Having whittled down the entries for the BT Young Scientist and Technology Exhibition from 2,077 to 550 last October, the judges will crown an overall winner this evening — which won’t be easy because the standard is up across the board, writes Evelyn Ring.
Nobody claimed to have found the Philosopher’s Stone but the excitement of discovery got pulses racing at the BT Young Scientist and Technology Exhibition yesterday.
One of the judges, Professor Joe Barry, a public health expert at Trinity College Dublin, said he always looked forward to meeting the brightest and best students at the annual event in the RDS.
“The students really energise us with their enthusiasm,” said Prof Barry, who chairs the Social and Behavioural Sciences section.
Students play with a plasma ball at the 51st BT Young Scientist Technology Exhibition at the RDS in Dublin.
The judges whittled down the entries from a record 2,077 to 550 qualified projects last October. “We had to screen out three-quarters of the applicants at that stage and even quite good projects did not make it,” he said.
He described the projects that were on display to the public for the first time yesterday as “really excellent”.
Before the top winner is announced tonight, each project will have been judged at least three times.
Prof Barry said the judges were looking for a combination of enthusiasm, imagination, good science, good communications, and youthful energy. “The overall standard is up. There are some really outstanding projects in our category and the ones that are not outstanding are very good.
“I think the students are not afraid of hard work. Most began working on their projects last September.”
Prof Barry, who has been a judge at the exhibition for 25 years, has found most projects are now based on surveys and statistical analysis.
A statistical study on people’s attitude to allergies, including anaphylaxis, formed the mainstay for Mia Hynes, a second-year student at Kinsale Community School, Cork.
Mia, 14, found, through a survey of 880 people, that one in five of us have an allergy. She also found that three out of four (75%) people know someone who has an allergy.
“People’s knowledge about allergies could be described as fair but I would like to see more public information on the issue,” Mia said, adding that, even if she does not win a prize, she hopes to take her project further. “I can’t wait to come back here next year after making improvements to this project because I can expand it in so many ways.”
Three teenagers who are also students at Kinsale Community School found that radio frequencies from recently installed water meters affect mobile phone signals.

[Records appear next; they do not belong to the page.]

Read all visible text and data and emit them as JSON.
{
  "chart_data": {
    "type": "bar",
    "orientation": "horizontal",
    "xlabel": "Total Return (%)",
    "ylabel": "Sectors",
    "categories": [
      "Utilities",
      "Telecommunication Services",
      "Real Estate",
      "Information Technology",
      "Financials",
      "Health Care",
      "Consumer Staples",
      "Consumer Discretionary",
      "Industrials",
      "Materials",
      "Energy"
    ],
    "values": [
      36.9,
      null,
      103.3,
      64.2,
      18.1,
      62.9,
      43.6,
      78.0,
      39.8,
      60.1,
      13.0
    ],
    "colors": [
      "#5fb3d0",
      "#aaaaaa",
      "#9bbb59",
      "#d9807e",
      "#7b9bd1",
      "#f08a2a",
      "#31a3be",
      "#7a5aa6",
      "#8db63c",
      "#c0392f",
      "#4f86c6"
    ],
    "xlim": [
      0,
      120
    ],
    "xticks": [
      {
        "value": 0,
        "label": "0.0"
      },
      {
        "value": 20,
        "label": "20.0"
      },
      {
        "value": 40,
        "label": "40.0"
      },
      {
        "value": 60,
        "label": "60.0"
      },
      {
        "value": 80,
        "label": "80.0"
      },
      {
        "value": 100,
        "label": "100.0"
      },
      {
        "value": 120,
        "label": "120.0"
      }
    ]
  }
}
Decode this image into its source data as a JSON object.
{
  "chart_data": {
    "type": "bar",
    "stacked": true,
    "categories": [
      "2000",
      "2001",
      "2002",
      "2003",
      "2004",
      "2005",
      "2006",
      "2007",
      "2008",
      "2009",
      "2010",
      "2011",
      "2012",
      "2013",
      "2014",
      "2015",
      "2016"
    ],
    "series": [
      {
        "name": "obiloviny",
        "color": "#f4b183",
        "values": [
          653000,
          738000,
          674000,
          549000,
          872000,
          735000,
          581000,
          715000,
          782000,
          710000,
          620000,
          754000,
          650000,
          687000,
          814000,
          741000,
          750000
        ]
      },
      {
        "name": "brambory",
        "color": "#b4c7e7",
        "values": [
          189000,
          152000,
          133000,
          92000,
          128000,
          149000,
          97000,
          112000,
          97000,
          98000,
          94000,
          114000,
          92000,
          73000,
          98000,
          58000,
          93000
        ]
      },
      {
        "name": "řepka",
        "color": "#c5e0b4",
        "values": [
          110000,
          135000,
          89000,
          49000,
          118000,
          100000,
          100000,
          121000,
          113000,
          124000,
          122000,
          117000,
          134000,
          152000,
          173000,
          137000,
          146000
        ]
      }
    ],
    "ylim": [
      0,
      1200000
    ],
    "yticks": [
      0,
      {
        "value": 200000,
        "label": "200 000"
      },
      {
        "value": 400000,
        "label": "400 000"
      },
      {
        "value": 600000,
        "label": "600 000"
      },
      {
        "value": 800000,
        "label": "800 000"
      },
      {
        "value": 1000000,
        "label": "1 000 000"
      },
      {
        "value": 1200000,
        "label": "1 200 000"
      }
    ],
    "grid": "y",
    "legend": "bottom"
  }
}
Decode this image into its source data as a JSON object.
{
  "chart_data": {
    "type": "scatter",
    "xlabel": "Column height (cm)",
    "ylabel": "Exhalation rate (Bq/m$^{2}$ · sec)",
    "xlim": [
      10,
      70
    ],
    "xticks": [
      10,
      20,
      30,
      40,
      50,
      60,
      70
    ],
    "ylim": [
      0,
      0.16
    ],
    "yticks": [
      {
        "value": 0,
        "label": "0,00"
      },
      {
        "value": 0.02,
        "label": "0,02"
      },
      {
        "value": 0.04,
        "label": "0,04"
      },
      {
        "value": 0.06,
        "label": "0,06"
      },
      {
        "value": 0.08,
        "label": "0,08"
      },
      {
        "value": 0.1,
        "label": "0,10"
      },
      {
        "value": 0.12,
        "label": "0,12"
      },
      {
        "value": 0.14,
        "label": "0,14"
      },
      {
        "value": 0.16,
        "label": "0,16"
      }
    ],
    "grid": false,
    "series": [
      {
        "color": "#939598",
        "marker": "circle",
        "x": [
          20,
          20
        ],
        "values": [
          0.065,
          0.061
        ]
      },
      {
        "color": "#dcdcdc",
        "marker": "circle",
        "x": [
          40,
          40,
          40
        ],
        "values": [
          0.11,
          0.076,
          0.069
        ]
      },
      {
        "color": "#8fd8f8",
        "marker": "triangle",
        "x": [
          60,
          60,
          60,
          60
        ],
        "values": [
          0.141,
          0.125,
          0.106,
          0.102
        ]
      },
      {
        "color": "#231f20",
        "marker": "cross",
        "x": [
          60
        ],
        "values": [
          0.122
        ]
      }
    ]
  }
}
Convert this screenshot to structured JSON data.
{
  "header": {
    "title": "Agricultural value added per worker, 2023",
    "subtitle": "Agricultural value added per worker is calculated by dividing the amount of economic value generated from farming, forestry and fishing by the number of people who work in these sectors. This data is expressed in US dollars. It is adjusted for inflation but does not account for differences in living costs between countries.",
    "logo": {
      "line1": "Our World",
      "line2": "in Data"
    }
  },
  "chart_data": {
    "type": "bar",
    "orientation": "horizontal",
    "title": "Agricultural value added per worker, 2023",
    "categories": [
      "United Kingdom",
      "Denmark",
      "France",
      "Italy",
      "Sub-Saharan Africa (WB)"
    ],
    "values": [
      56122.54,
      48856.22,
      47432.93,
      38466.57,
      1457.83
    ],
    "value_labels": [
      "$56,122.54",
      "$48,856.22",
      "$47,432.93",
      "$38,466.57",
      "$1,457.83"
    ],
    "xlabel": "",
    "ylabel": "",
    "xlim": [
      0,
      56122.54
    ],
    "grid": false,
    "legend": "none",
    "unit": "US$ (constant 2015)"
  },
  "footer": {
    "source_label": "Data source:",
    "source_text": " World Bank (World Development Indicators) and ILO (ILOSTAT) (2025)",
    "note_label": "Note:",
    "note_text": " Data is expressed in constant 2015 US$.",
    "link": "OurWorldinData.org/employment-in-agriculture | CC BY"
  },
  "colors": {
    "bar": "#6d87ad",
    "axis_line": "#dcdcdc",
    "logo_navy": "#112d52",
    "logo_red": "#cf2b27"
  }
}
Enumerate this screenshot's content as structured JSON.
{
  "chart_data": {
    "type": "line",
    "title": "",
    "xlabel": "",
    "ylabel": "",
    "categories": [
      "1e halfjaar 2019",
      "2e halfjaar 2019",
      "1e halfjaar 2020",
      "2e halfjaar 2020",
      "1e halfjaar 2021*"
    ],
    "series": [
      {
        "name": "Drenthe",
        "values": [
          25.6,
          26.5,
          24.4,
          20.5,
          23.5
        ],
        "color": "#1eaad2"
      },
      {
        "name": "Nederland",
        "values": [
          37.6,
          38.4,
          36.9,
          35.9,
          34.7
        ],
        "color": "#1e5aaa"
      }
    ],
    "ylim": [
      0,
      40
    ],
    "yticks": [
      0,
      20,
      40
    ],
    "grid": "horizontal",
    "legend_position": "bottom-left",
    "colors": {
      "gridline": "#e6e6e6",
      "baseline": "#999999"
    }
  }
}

Claire Bernard, Alana McSweeney, and Sarah Cotter of Kinsale Community School found that water meters are having an effect on mobile phone frequency, but they haven’t told Irish Water just yet.
Second-year students, Alana McSweeney, 14, Claire Bernard, 13, and Sarah Cotter, 14, found that the signal of a mobile phone weakened if it was within 3m of a water meter.
They have not told Irish Water about their findings but are happy that they have proved their case. “We did a lot of testing,” said Sarah. “We conducted 1,413 tests in 471 houses. We analysed all the data and got a 95% confidence level.
The students want to develop their project to see if the radio frequency from water meters could be interfering with anything else.
Two first-year students from Bandon Grammar School, Co Cork, looked at how the weights and heights of the most capped wingers in the top eight international rugby teams had changed over the last 20 years.
Jean-Luc Crowley Debarbouille and Daniel Hoban of Bandon Grammar examined whether bigger is better for rugby wingers.
Daniel Hoban and Jean-Luc Crowley Debarbouille, both 13, found that bigger was indeed better. “There is a correlation between weight and tries per player per year,” Daniel said.
The teenagers found that the best performing weight range is 100kg to 104kg, although there were one or two exceptions.
Jean-Luc said retired Welsh star Shane Williams, who weighed 80kg, scored 58 international tries while former New Zealand flier Jonah Lomu, who weighed 120kg, scored 37.
But the weight and energy difference is a key factor in match injuries. “If there was a direct collision between Williams and Lomu, Lomu would bring 59% more energy into it than Williams,” Daniel said.
Two students from Sacred Heart Secondary School in Clonakilty, Co Cork, Ailbhe Murphy and Julie O’Donovan, both aged 16, have found a way of capturing escaping heat from a chimney. “To put the heat to good use we decided to put a metal coil made of half-inch copper piping inside the flue of a chimney or stove to heat a house’s water supply,” said Julie.
The transition year students have created a prototype and intend developing their project further.
Meanwhile, there has been a 43% increase in the number of entries for the Primary Science Fair that is also running in the RDS.
It has been oversubscribed by 130% and half of the schools are first-time entrants.
Laura White, Kayleigh Brosnan, and Imogen Lyons of Colaiste Ide and Iosef, Limerick, examined the hazards of livestock gas.
There are over 120 class projects by more than 2,700 fourth, fifth, and sixth class students who have investigated a question or problem through working scientifically.
Demand for places at the fair has meant that on each day, different schools will have projects on display. It is a non-competitive event but participating awards are given to all the schools taking part.